A mon
insu, l’école avait gagné, paralysé momentanément les membres, torturé l’œil
jusqu’à sa libération. J’entrais dans un fromage de Hollande à escaliers et
porte de bois, cheminée à chapeau pointu, clochette, volet percé d’un cœur. Il
avait fallu que je déchire la page de Moustache et Trottinette dans Femmes
d’aujourd’hui, anéantisse, après les restes sans profondeur du magazine,
tout le champ visuel extérieur à la page, puis la page elle-même, dans ma
lecture planche après planche, mot après mot. La curiosité du regard exigeait
des œillères capables de fermer son angle, de l’aplatir, et seul le segment, le
rayon ainsi produit, me frayait un passage dans l’inconnu.
Lire,
c’est entrer dans un trou de souris. Le corps qui s’était exercé à passer, par
trois doigts, entre les barres étroites et rigides du cahier d’écriture, se
condensait dans l’œil sans trop de peine et se tassait encore, Alice, chat
botté, Gulliver, se faufilait, contournait les pièges, ou les visitait comme
autant de châteaux. Il sortirait indemne du voyage vertigineux, retrouverait sa
taille sans avoir pris une ride, et toujours prêt à repartir.
Entre
légende et phylactère, Calvo entassait baquets de lessive, niches, écuelles,
casseroles, soupières, chenets, chandeliers, tournebroches, baluchons,
pantoufles, moulins à café, et différents modèles de souricières. Chaque objet
vu par le chat, la souris, l’oiseau, le chien, vêtus en mousquetaires ou en
personnages de romans du XIXème siècle, échappait à son usage et à nos
habitudes. Un seau à charbon devenait un trône où légiférait une souris, un
tuyau de poêle coudé une cachette. Vus de près, sur la table du peintre, le
pinceau dans l’eau, les tubes écrasés, la pipe, franchissaient le bocal,
appartenaient à la vue imprenable du poisson rouge qui leur souriait. Le
prisonnier, tenu par sa hauteur en-dehors de la transparente sphère, ce n’était
pas lui, ni son hôte, l’enfant lecteur, mais le peintre dont tout l’art était
de changer de monde comme on change d’eau, et de nous transvaser, de nous
renouveler par rinçage d’œil.
Calvo
ouvrait l’aventure du regard. Il montrait la souris Trottinette se glissant
dans la valise de Coupendeux, que secouait le paysan sur la planche suivante.

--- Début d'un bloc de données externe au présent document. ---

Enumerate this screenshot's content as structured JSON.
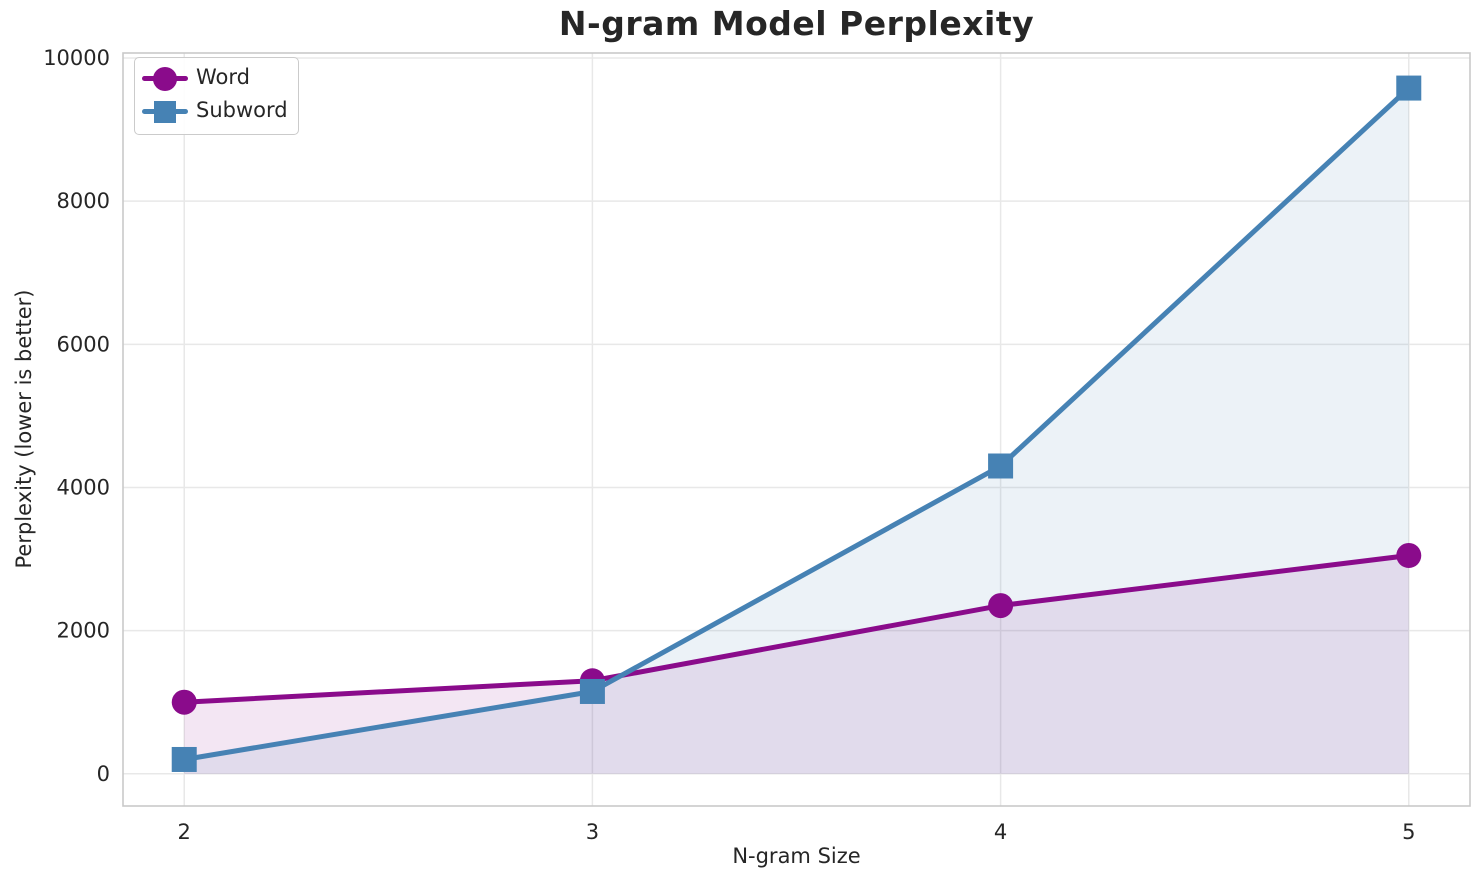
{
  "figure": {
    "background": "#ffffff",
    "text_color": "#262626"
  },
  "chart_data": {
    "type": "line",
    "title": "N-gram Model Perplexity",
    "xlabel": "N-gram Size",
    "ylabel": "Perplexity (lower is better)",
    "x": [
      2,
      3,
      4,
      5
    ],
    "series": [
      {
        "name": "Word",
        "values": [
          1000,
          1300,
          2350,
          3050
        ],
        "color": "#8A0B8B",
        "marker": "circle",
        "area_fill": true,
        "fill_alpha": 0.1
      },
      {
        "name": "Subword",
        "values": [
          200,
          1150,
          4300,
          9580
        ],
        "color": "#4682B4",
        "marker": "square",
        "area_fill": true,
        "fill_alpha": 0.1
      }
    ],
    "xticks": [
      2,
      3,
      4,
      5
    ],
    "yticks": [
      0,
      2000,
      4000,
      6000,
      8000,
      10000
    ],
    "xlim": [
      1.85,
      5.15
    ],
    "ylim": [
      -450,
      10070
    ],
    "area_fill_baseline": 0,
    "grid": true,
    "grid_color": "#e8e8e8",
    "spine_color": "#c9c9c9",
    "legend_position": "upper left",
    "line_width": 5,
    "marker_size": 25
  }
}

Puis l’œil passait de l’extérieur à l’intérieur de la valise, qui ressemblait à
un tremblement de terre, et en sortait aussitôt avec la tête de la souris pour
découvrir un compartiment de train. « Les gens sont drôles, vus du
filet », constatait Trottinette. Ailleurs, le village apparaissait
comme un nid sous la vue plongeante des oiseaux qui regrettaient le grand-père
Mulot. Tous les matins, il mettait des miettes avec de la confiture sur le
rebord de la fenêtre. Ou, perchés sur une cheminée, Moustache et Trottinette se
moquaient d’un ballet bruyant d’insectes. Cochers changés en mouches par la
distance, Angoulafre et Coupendeux poussaient Rosalie, leur voiture en panne.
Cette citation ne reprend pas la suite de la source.